Le monde du travail en pleine mutation

Le monde du travail en pleine mutation

L’histoire de l’espace de travail 

Associé depuis toujours aux tâches administratives et à la production intellectuelle, le travail de bureau a provoqué des mutations dans l’espace de travail au fil des siècles. Ces transformations de l’espace sont liées au traitement de plus en plus rapide de l’information, d’une productivité toujours plus grande et de l’évolution constante des technologies. Le travail que nous énumérons ici se manifeste premièrement sous une forme nomade. Les premières apparitions du travail intellectuel éclosent dans les travaux des moines et des scribes. Ceux-ci n’avaient pas de poste de travail attitré mais se rendaient là où ils étaient appelés. Plus tard, lors de la sédentarisation du travailleur, les lieux de travail deviennent plus fonctionnels et plus productifs. Cette sédentarisation donnera alors naissance aux lieux de travail où les interactions sociales et la dimension humaine dépassent le concept de productivité et de rentabilité. Alors que les termes comme « communauté au travail » ou « travailleur nomade » sont au cœur du débat aujourd’hui, l’histoire nous apprend que l’homme ne fait que s’améliorer et se répéter. Le scribe énuméré plus haut, avec sa légèreté et sa flexibilité, préfigure du travail nomade d’aujourd’hui, son téléphone dans sa poche et son micro-ordinateur sous le bras.

Isolement et concentration
Le travail que nous connaissons à l’heure actuelle émerge réellement au moyen-âge. C’est pourquoi il est intéressant de commencer l’étude de son évolution à cette époque.

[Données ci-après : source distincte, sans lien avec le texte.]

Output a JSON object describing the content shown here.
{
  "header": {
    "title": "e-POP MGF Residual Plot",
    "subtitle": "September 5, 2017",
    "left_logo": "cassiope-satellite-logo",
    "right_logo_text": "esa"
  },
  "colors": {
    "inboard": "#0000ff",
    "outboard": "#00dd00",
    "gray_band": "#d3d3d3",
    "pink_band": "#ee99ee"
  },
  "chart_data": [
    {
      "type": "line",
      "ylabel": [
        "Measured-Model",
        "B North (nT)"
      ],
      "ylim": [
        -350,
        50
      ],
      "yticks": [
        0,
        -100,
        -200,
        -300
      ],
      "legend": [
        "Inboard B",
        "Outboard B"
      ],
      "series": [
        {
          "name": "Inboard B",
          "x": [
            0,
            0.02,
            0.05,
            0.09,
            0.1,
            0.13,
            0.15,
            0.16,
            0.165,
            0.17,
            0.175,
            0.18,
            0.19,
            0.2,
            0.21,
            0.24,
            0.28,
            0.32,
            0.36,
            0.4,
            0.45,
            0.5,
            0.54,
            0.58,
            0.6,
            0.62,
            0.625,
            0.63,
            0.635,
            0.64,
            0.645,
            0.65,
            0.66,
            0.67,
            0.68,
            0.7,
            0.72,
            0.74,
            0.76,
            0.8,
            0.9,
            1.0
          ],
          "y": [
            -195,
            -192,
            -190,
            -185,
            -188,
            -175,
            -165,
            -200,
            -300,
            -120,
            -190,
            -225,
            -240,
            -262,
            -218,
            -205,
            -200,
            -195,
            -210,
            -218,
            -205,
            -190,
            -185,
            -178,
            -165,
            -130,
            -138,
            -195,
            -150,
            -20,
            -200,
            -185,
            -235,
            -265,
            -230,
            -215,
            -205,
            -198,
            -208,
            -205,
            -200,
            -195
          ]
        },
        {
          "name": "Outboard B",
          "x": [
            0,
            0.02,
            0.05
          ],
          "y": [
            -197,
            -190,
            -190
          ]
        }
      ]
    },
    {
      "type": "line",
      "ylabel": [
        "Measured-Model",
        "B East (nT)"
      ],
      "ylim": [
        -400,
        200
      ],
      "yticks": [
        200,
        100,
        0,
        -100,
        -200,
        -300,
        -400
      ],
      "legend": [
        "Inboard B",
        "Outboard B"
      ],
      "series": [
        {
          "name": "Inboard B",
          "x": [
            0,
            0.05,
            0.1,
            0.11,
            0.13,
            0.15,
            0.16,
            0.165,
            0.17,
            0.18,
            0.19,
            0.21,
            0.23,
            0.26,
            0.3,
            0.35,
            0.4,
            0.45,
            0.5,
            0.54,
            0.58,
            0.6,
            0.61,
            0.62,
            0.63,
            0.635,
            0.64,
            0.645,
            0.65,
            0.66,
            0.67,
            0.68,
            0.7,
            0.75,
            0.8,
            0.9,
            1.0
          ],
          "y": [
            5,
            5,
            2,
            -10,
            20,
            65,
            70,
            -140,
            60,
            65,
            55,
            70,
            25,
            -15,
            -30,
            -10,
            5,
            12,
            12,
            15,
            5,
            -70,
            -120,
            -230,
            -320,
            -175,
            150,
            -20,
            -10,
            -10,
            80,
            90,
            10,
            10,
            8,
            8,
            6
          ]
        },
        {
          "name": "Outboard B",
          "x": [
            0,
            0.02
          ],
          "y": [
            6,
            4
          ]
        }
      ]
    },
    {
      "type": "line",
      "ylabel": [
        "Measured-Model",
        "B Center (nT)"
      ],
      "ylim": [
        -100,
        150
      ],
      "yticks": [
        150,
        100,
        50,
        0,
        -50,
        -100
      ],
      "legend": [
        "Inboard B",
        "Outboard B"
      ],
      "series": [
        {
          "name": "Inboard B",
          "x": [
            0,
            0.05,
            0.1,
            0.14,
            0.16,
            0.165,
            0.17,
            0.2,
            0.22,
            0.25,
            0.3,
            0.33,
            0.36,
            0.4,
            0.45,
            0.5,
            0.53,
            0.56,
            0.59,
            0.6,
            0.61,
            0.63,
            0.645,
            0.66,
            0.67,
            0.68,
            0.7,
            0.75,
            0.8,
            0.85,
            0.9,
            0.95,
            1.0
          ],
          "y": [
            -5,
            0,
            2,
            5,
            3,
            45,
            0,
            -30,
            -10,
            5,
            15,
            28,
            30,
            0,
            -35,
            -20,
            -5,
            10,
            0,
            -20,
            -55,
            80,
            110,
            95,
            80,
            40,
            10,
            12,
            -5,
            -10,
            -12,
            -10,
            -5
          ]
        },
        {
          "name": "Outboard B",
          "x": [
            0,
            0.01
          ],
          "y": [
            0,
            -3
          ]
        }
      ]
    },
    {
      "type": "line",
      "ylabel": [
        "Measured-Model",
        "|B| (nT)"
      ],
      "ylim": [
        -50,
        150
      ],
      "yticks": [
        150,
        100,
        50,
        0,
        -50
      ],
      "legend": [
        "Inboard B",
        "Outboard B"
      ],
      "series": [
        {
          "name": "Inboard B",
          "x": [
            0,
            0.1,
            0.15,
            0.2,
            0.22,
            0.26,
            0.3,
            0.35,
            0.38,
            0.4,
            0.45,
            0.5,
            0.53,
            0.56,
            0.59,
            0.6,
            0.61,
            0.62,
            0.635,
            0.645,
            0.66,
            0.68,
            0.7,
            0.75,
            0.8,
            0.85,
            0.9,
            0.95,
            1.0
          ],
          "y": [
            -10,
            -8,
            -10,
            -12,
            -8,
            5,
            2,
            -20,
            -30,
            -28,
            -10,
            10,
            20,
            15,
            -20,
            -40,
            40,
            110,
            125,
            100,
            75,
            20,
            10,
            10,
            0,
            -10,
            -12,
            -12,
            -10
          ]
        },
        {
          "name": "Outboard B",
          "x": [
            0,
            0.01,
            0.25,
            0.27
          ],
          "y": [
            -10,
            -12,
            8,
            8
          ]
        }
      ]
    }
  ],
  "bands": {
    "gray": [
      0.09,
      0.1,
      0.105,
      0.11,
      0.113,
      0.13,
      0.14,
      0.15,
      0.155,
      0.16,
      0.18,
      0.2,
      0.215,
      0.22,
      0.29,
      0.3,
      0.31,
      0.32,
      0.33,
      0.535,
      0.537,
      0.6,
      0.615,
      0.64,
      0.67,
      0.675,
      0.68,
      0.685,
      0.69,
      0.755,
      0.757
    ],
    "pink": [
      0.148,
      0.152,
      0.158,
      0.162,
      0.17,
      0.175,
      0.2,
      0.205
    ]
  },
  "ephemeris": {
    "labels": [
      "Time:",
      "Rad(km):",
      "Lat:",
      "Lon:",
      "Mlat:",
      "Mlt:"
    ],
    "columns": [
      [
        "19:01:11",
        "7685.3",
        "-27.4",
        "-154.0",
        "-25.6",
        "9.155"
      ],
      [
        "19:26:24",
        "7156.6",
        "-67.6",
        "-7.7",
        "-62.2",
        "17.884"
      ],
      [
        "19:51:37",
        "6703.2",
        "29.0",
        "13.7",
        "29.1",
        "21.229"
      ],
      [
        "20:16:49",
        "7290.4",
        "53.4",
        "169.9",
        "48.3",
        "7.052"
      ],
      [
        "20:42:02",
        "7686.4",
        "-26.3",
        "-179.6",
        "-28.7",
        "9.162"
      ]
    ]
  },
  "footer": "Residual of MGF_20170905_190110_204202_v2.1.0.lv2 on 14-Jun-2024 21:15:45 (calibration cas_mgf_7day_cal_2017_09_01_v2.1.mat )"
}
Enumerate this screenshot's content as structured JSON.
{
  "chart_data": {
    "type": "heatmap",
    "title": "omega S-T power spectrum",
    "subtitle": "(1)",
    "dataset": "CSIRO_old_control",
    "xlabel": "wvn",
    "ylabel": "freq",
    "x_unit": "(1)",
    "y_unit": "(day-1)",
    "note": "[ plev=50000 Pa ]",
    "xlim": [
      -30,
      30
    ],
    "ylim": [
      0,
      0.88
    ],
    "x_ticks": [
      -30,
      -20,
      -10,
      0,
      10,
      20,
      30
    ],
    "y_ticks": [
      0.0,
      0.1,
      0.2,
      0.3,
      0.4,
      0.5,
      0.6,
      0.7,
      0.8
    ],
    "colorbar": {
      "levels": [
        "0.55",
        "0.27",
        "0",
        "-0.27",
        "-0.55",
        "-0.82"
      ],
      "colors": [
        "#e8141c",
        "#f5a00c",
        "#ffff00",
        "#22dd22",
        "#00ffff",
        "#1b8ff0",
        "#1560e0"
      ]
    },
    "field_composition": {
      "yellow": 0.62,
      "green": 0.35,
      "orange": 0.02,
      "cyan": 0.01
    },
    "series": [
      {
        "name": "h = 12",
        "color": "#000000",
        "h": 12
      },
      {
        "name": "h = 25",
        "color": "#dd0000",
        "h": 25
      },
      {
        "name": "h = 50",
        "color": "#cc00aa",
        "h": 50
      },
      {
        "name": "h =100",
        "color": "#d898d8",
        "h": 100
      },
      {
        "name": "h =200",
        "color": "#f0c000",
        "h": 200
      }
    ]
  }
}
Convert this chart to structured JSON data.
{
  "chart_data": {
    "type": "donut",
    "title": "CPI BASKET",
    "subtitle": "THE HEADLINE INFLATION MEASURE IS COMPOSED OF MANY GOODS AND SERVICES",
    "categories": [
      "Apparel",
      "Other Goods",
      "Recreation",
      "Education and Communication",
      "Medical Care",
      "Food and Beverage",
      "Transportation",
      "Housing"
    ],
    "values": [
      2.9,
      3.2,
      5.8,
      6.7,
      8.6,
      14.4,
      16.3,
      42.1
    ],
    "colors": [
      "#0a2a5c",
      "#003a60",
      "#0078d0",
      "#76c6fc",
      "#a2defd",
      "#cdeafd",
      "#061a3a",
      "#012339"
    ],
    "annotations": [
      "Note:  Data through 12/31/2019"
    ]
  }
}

La forme de travail dont nous parlons ici est le salariat. Les scriptoria, ancêtres des bureaux, sont utilisés dans les monastères. Ces espaces dans lesquels les moines gardaient la trace des savoirs de l’Antiquité sont de réels lieux de production intellectuelle. Cependant, les moines écrivaient debout. S’assoir était considéré comme un privilège, mais dans l’isolement et dans la concentration la plus totale. Ces deux valeurs du travail bureaucratique prédomineront pendant plusieurs siècles.

Jusqu’ici, uniquement présente dans le monde religieux, la production intellectuelle va se manifester dans le monde des sciences et du commerce depuis de la renaissance, au XIIIème siècle. L’entrepreneuriat voit le jour. Les techniques se sophistiquent et l’économie recherche des travailleurs ayant obtenu une éducation. Le profit est recherché car il n’est plus immoral. Mais jusque maintenant, les espaces commerciaux se trouvaient sous la forme de comptoirs familiaux. En général, ces comptoirs étaient dans l’espace même de la maison. Toute la famille participait à son bon développement et le père de famille en était le responsable. Dans ce contexte, il n’y a pas de séparation entre l’espace de travail et l’espace personnel. Ni entre le temps de travail et le temps privé, étant donné que tous sont regroupés dans un même lieu et que tout le monde y participe. Les commerçants vont alors commencer à utiliser des tables de travail pour leur comptabilité et pour la rédaction de contrat. Plus tard, elles seront utilisées par les ingénieurs et les artistes. C’est dès lorssur ces tables que l’on calcule grâce à des maitres à compter, les « computeurs ». Le bureau est donc bel et bien un lieu de traitement et de production de l’information.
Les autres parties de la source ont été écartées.